For those students not enrolled in the McDonough School of Business, late-night entry woes to the Hariri Building could soon be a thing of the past.

The Georgetown University Student Association Senate signed off on a proposal that calls for a change in policy so students from Georgetown’s other schools would have access to the Hariri building – a popular on-campus study spot – after 10 p.m. Currently, non-MSB students are barred entry after this time, unless an MSB student can help by swiping his or her approved GOCard to access the building.

Co-sponsored by the GUSA Academic Affairs Committee, the resolution states that the MSB is the only building on campus that is completely accessible to students of one school, but not the others.

During Sunday’s GUSA meeting in Healy Hall, Senator Nathaniel Tisa (SFS ’14) introduced the resolution to the greater senate body.

The bill specifically brings up the issue of security. If a Georgetown student from any school other than the MSB is in the vicinity of the Hariri building after 10 p.m. and needs to enter the building in accordance with a security procedure, he or she will not be able to do so.

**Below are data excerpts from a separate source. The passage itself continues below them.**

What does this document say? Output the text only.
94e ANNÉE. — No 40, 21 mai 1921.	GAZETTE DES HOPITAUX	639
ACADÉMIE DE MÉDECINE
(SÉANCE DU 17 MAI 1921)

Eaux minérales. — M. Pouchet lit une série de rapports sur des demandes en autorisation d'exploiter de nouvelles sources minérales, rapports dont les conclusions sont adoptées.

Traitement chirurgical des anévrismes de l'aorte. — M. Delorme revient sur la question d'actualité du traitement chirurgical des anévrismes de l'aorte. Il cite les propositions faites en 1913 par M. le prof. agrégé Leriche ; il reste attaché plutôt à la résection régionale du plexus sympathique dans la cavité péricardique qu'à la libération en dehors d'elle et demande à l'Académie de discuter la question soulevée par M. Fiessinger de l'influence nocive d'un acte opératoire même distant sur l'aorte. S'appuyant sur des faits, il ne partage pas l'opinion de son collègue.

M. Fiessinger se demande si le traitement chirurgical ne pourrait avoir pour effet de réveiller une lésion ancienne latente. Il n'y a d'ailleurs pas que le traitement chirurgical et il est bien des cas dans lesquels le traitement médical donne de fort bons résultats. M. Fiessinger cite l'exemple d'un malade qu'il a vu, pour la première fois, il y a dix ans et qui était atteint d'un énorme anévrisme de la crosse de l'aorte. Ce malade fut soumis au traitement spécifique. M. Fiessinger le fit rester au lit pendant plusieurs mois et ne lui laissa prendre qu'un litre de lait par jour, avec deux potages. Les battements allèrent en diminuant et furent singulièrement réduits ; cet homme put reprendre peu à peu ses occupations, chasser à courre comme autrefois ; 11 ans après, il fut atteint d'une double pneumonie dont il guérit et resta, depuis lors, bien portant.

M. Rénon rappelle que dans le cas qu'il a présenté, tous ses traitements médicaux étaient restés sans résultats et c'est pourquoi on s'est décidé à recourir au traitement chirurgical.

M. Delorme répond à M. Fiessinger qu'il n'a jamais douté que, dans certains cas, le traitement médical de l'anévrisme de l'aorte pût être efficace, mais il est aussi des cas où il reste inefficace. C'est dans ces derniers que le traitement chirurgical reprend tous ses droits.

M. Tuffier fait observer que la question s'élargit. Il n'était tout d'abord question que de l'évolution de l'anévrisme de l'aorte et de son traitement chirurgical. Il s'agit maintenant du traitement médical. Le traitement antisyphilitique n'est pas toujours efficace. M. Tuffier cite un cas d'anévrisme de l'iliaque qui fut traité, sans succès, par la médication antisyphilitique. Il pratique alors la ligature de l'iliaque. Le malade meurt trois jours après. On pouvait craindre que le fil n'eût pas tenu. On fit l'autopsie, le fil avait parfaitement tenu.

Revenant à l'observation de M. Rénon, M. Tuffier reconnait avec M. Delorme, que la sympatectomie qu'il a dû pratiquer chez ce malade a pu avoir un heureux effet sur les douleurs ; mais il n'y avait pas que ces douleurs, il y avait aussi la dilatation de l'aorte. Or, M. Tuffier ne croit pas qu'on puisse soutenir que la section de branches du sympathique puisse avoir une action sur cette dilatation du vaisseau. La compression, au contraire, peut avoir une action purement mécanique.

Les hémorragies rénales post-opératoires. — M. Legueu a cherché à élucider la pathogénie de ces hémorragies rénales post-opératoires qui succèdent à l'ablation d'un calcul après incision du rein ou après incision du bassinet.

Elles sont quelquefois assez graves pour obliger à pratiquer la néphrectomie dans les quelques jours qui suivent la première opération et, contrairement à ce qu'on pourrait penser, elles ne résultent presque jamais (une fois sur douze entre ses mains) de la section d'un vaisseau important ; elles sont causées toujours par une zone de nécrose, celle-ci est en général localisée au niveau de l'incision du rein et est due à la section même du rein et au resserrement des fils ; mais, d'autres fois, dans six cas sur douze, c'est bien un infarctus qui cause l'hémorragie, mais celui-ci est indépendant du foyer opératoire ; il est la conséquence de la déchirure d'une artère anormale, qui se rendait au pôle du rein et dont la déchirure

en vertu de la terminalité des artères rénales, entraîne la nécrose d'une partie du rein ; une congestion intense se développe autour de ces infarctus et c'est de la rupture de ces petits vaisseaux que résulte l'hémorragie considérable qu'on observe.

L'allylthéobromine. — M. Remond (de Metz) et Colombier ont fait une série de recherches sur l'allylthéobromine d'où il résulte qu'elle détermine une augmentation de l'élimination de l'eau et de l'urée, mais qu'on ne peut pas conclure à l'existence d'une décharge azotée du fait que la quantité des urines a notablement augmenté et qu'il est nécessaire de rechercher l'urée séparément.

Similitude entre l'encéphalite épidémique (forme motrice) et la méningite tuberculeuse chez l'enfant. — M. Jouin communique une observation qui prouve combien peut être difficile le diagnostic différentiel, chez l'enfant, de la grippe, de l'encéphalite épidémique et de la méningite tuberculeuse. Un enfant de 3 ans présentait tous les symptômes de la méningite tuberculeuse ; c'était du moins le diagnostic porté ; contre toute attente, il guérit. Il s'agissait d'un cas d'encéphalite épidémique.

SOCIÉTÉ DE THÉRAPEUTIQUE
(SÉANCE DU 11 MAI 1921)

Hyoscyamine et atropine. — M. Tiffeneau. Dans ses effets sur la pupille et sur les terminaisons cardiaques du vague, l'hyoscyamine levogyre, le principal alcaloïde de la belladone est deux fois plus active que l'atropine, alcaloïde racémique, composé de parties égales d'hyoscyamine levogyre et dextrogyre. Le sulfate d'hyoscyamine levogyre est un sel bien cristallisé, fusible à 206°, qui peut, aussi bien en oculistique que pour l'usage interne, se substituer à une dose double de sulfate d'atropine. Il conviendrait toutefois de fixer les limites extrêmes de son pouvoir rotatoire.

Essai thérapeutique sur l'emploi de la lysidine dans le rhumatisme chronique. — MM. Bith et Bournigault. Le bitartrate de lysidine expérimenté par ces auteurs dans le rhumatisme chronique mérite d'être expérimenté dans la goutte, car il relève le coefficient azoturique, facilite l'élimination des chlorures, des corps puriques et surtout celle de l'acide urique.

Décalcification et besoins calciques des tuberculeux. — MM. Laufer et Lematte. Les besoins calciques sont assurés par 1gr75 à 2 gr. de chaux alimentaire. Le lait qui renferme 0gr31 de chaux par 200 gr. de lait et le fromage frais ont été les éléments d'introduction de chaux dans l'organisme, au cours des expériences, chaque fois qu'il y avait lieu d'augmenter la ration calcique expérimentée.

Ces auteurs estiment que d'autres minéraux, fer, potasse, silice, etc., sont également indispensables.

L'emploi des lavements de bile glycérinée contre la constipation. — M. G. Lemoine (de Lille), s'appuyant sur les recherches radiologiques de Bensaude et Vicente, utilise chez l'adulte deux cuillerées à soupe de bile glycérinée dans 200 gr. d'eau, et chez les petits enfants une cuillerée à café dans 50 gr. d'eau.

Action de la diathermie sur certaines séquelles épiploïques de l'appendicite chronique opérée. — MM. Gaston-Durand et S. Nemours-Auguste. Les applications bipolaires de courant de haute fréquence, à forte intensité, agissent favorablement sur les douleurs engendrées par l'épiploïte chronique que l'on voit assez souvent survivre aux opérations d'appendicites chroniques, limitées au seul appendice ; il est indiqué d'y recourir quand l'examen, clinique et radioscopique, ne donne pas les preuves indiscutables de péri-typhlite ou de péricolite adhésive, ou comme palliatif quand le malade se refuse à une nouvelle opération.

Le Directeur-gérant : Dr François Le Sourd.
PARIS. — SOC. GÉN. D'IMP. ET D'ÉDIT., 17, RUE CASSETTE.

“I am hoping the resolution can allow us to make headway against an inconvenient policy,” Tisa said, who also discussed the steps necessary to put the plan into action.

“Once we start meeting with the right administrators, such as the dean of the MSB, I’m pretty confident we will reach an understanding,” Tisa added.

GUSA senators were receptive to this bill, and voted it in unanimously.

“This bill is an important first step to opening an important academic resource to all students. Implementation [of the bill] is key, and I have great confidence in the Academic Affairs Committee to advance it,” GUSA Senate Speaker Adam Mortillaro (COL ’12) said.

The bill also cites the computer terminals and breakout rooms reserved for students in the business school. Though these can still be limited to use by the MSB students, the bill suggests the open lounges and lobbies not slated for MSB use exclusively be open to all students throughout the entire day.

The senate requested that the university “amend business school policy to allow for more equitable and uniform utilization of the building by all students while maintaining the availability of specialized rooms and terminals for the students that require them.”

Students are reacting favorably to the possibility.

“That would be so perfect,” said Aarohi Vora (COL ’14) who says she does most of her studying after 8 p.m. anyway. “After a certain hour I need to get away from my bedroom and the MSB is the¬†perfect place to do it.”